Maximo Oliveras

Personal information
- Nationality: Puerto Rican
- Born: 2 February 1962 (age 63)

Sport
- Sport: Long-distance running
- Event: Marathon

= Maximo Oliveras =

Puerto Rican athlete

Maximo Ortiz Oliveras (born 2 February 1962) is a Puerto Rican long-distance runner. He competed in the men's marathon at the 1996 Summer Olympics.

==Career==
Oliveras achieved notable results in U.S. road races. He ran 2:18:21 to place 10th at the 1995 Pittsburgh Marathon and 36th at the 1995 New York City Marathon. In the lead-up to the 1996 Olympics, he improved his position to 5th in a personal best of 2:18:04 at the 1996 Pittsburgh Marathon.

At the Atlanta Olympic marathon, Oliveras ran 2:47:15 hours to finish 106th. He was Puerto Rico's only marathoner at the Games.

Three months later, Oliveras entered the 1996 Harrisburg Marathon, a small race in Harrisburg, Pennsylvania. He chose to run in Harrisburg instead of the New York City Marathon because he was told that there would be more prize money if he won in Harrisburg.
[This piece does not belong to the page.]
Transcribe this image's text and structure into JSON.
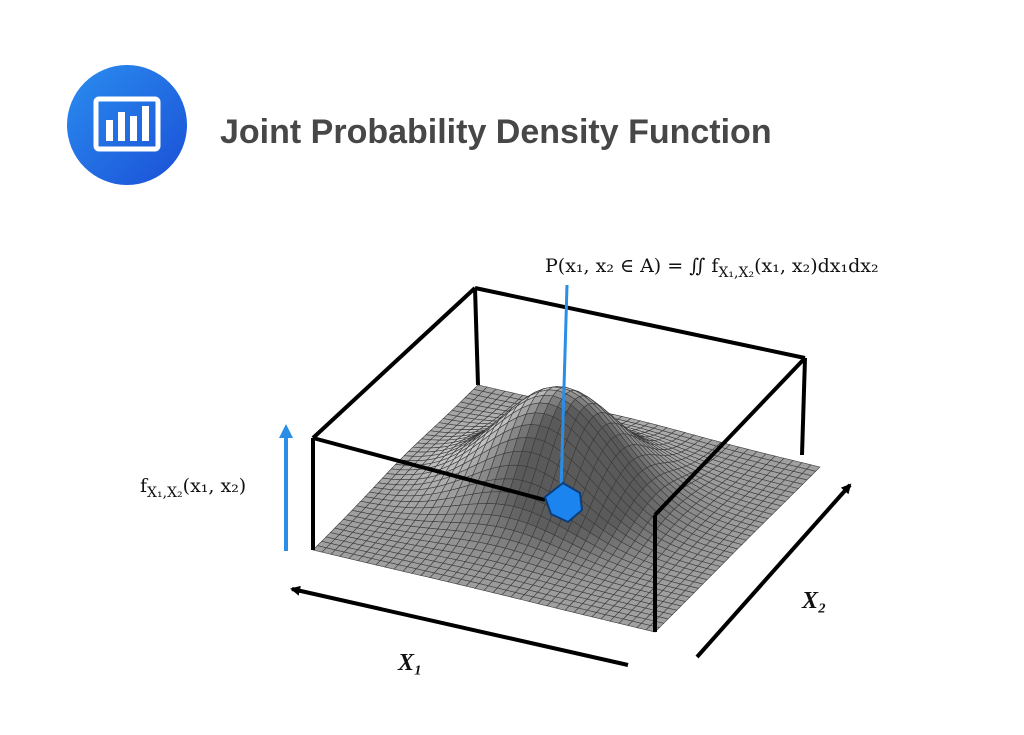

However, the day before the race he was informed that Harrisburg only offered trophies and no prize money to the winners. After contemplating dropping out, he eventually decided to run the race anyways, winning in a time of 2:25:45. Oliveras set a record for the newly drawn course, leading from the front throughout his race and winning by over nine minutes.

The following year, Oliveras finished 11th at the 1997 Cleveland Marathon in a time of 2:19:56. It was his third performance under 2 hours and 20 minutes.

Oliveras finished as the 2nd American at the 2000 Boston Marathon, which was noted for its windy conditions. He ran with the top American, Jamie Hibell, for 18 miles, exchanging the lead to block the wind. Hibell, who had not met Oliveras before, did not know that Oliveras only spoke Spanish and was confused when Oliveras didn't respond to his comments during the race. Hibell passed Oliveras on Heartbreak Hill and Oliveras finished 26th overall in 2:23:06.

Oliveras continued to compete in races in the Puerto Rico and Florida area, finishing 19th at the 2001 San Blas	Half Marathon in Coamo and 5th at the 2005 Miami Marathon half-marathon race.

==Personal life==
Oliveras is from Corozal, Puerto Rico. He speaks only Spanish, but he has an English-speaking sister who lives in Harrisburg, Pennsylvania. He has a son who he dedicated his Harrisburg Marathon win to.